Formal knowledge is very different from instinct.
The good news is that the formal knowledge that social media requires is not rocket science. It can be learned by anyone interested enough to learn it. But if you're counting on instincts alone to make your social media pay off, it can't. Not any more. Not with these numbers. If you believe that posting an interesting product and description is the same as posting the right things, you're wasting time. If you think that words — specific words, the number of words, the organization of words — don't matter, you're wasting ink. Friends aren't the same thing as buyers, and followers aren't necessarily prospects.
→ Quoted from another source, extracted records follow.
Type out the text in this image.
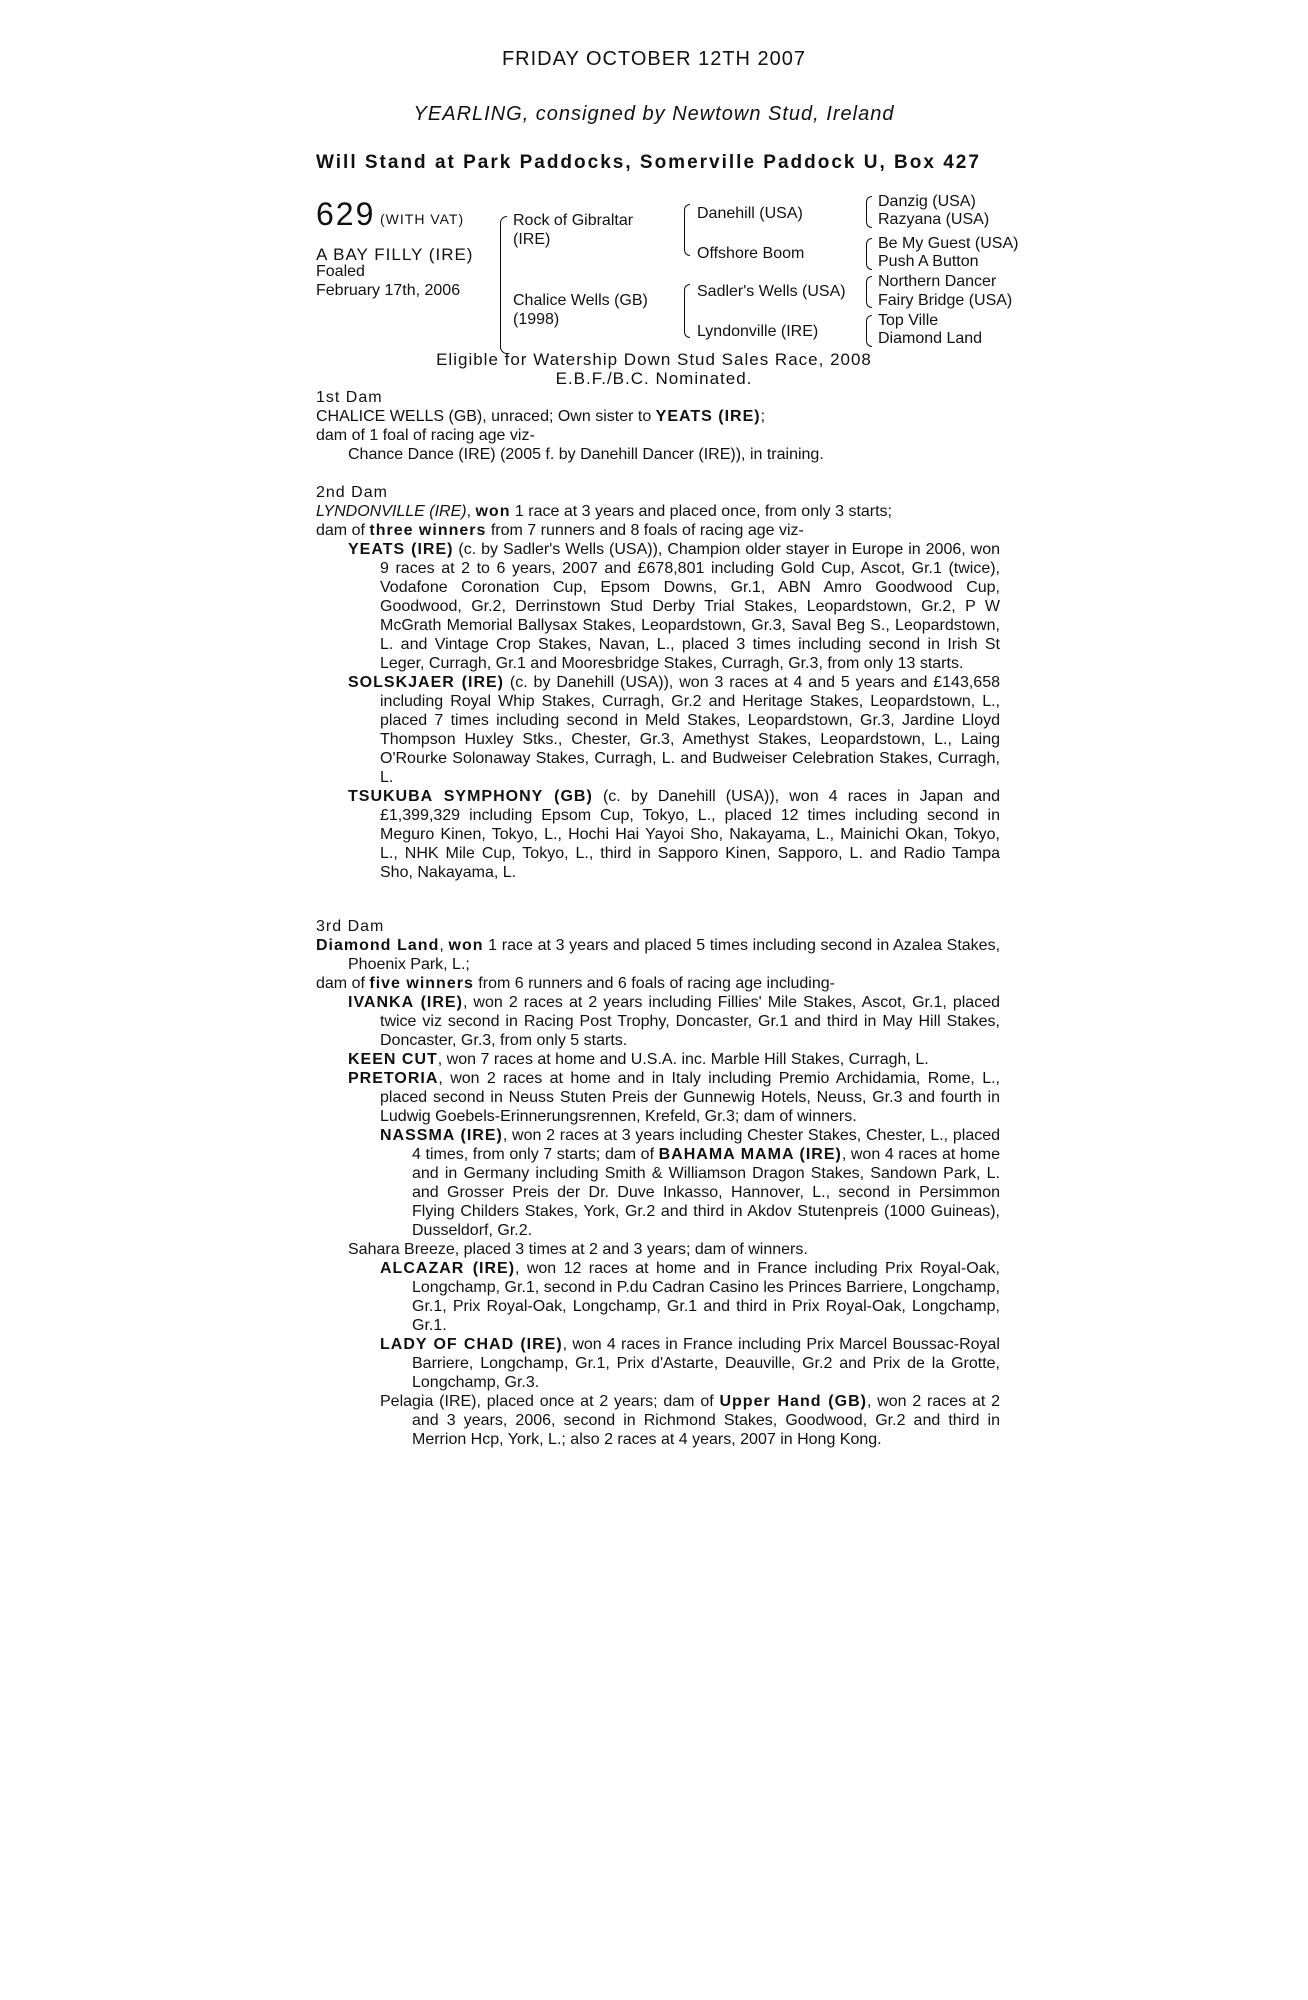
FRIDAY OCTOBER 12TH 2007
YEARLING, consigned by Newtown Stud, Ireland
Will Stand at Park Paddocks, Somerville Paddock U, Box 427
629 (WITH VAT)
A BAY FILLY (IRE)
Foaled
February 17th, 2006
Rock of Gibraltar
(IRE)
Chalice Wells (GB)
(1998)
Danehill (USA)
Offshore Boom
Sadler's Wells (USA)
Lyndonville (IRE)
Danzig (USA)
Razyana (USA)
Be My Guest (USA)
Push A Button
Northern Dancer
Fairy Bridge (USA)
Top Ville
Diamond Land
Eligible for Watership Down Stud Sales Race, 2008
E.B.F./B.C. Nominated.

1st Dam

CHALICE WELLS (GB), unraced; Own sister to YEATS (IRE);

dam of 1 foal of racing age viz-

Chance Dance (IRE) (2005 f. by Danehill Dancer (IRE)), in training.

2nd Dam

LYNDONVILLE (IRE), won 1 race at 3 years and placed once, from only 3 starts;

dam of three winners from 7 runners and 8 foals of racing age viz-

YEATS (IRE) (c. by Sadler's Wells (USA)), Champion older stayer in Europe in 2006, won 9 races at 2 to 6 years, 2007 and £678,801 including Gold Cup, Ascot, Gr.1 (twice), Vodafone Coronation Cup, Epsom Downs, Gr.1, ABN Amro Goodwood Cup, Goodwood, Gr.2, Derrinstown Stud Derby Trial Stakes, Leopardstown, Gr.2, P W McGrath Memorial Ballysax Stakes, Leopardstown, Gr.3, Saval Beg S., Leopardstown, L. and Vintage Crop Stakes, Navan, L., placed 3 times including second in Irish St Leger, Curragh, Gr.1 and Mooresbridge Stakes, Curragh, Gr.3, from only 13 starts.

SOLSKJAER (IRE) (c. by Danehill (USA)), won 3 races at 4 and 5 years and £143,658 including Royal Whip Stakes, Curragh, Gr.2 and Heritage Stakes, Leopardstown, L., placed 7 times including second in Meld Stakes, Leopardstown, Gr.3, Jardine Lloyd Thompson Huxley Stks., Chester, Gr.3, Amethyst Stakes, Leopardstown, L., Laing O'Rourke Solonaway Stakes, Curragh, L. and Budweiser Celebration Stakes, Curragh, L.

TSUKUBA SYMPHONY (GB) (c. by Danehill (USA)), won 4 races in Japan and £1,399,329 including Epsom Cup, Tokyo, L., placed 12 times including second in Meguro Kinen, Tokyo, L., Hochi Hai Yayoi Sho, Nakayama, L., Mainichi Okan, Tokyo, L., NHK Mile Cup, Tokyo, L., third in Sapporo Kinen, Sapporo, L. and Radio Tampa Sho, Nakayama, L.

3rd Dam

Diamond Land, won 1 race at 3 years and placed 5 times including second in Azalea Stakes, Phoenix Park, L.;

dam of five winners from 6 runners and 6 foals of racing age including-

IVANKA (IRE), won 2 races at 2 years including Fillies' Mile Stakes, Ascot, Gr.1, placed twice viz second in Racing Post Trophy, Doncaster, Gr.1 and third in May Hill Stakes, Doncaster, Gr.3, from only 5 starts.

KEEN CUT, won 7 races at home and U.S.A. inc. Marble Hill Stakes, Curragh, L.

PRETORIA, won 2 races at home and in Italy including Premio Archidamia, Rome, L., placed second in Neuss Stuten Preis der Gunnewig Hotels, Neuss, Gr.3 and fourth in Ludwig Goebels-Erinnerungsrennen, Krefeld, Gr.3; dam of winners.

NASSMA (IRE), won 2 races at 3 years including Chester Stakes, Chester, L., placed 4 times, from only 7 starts; dam of BAHAMA MAMA (IRE), won 4 races at home and in Germany including Smith & Williamson Dragon Stakes, Sandown Park, L. and Grosser Preis der Dr. Duve Inkasso, Hannover, L., second in Persimmon Flying Childers Stakes, York, Gr.2 and third in Akdov Stutenpreis (1000 Guineas), Dusseldorf, Gr.2.

Sahara Breeze, placed 3 times at 2 and 3 years; dam of winners.

ALCAZAR (IRE), won 12 races at home and in France including Prix Royal-Oak, Longchamp, Gr.1, second in P.du Cadran Casino les Princes Barriere, Longchamp, Gr.1, Prix Royal-Oak, Longchamp, Gr.1 and third in Prix Royal-Oak, Longchamp, Gr.1.

LADY OF CHAD (IRE), won 4 races in France including Prix Marcel Boussac-Royal Barriere, Longchamp, Gr.1, Prix d'Astarte, Deauville, Gr.2 and Prix de la Grotte, Longchamp, Gr.3.

Pelagia (IRE), placed once at 2 years; dam of Upper Hand (GB), won 2 races at 2 and 3 years, 2006, second in Richmond Stakes, Goodwood, Gr.2 and third in Merrion Hcp, York, L.; also 2 races at 4 years, 2007 in Hong Kong.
Social media is a lot harder now. It requires attention, and time, and understanding of marketing editorial. It requires knowledge of the types of sharing you must do, and how often for each channel. It requires strategic interaction with paid presence. It requires keeping up with the constant changes of the medium. And it requires testing, testing, testing. You can't just write a little bit every day or post a few pictures. Well, you can, but if that's what you're doing, then make sure you're having fun. Because the payoff for 2008-style social media will only be in its inherent entertainment value. If you want social media to pay off in business value for you today, it must be taken seriously.
We don't say this to shake you up. We share this information because it is true. We share this information because your time is too precious to waste, so if you weren't already aware of this massive shift in social media performance, you can pay attention now. Social media is today's advertising medium. It can have tremendous value for your business. But to succeed using it, you need to move from instinct to formal knowledge.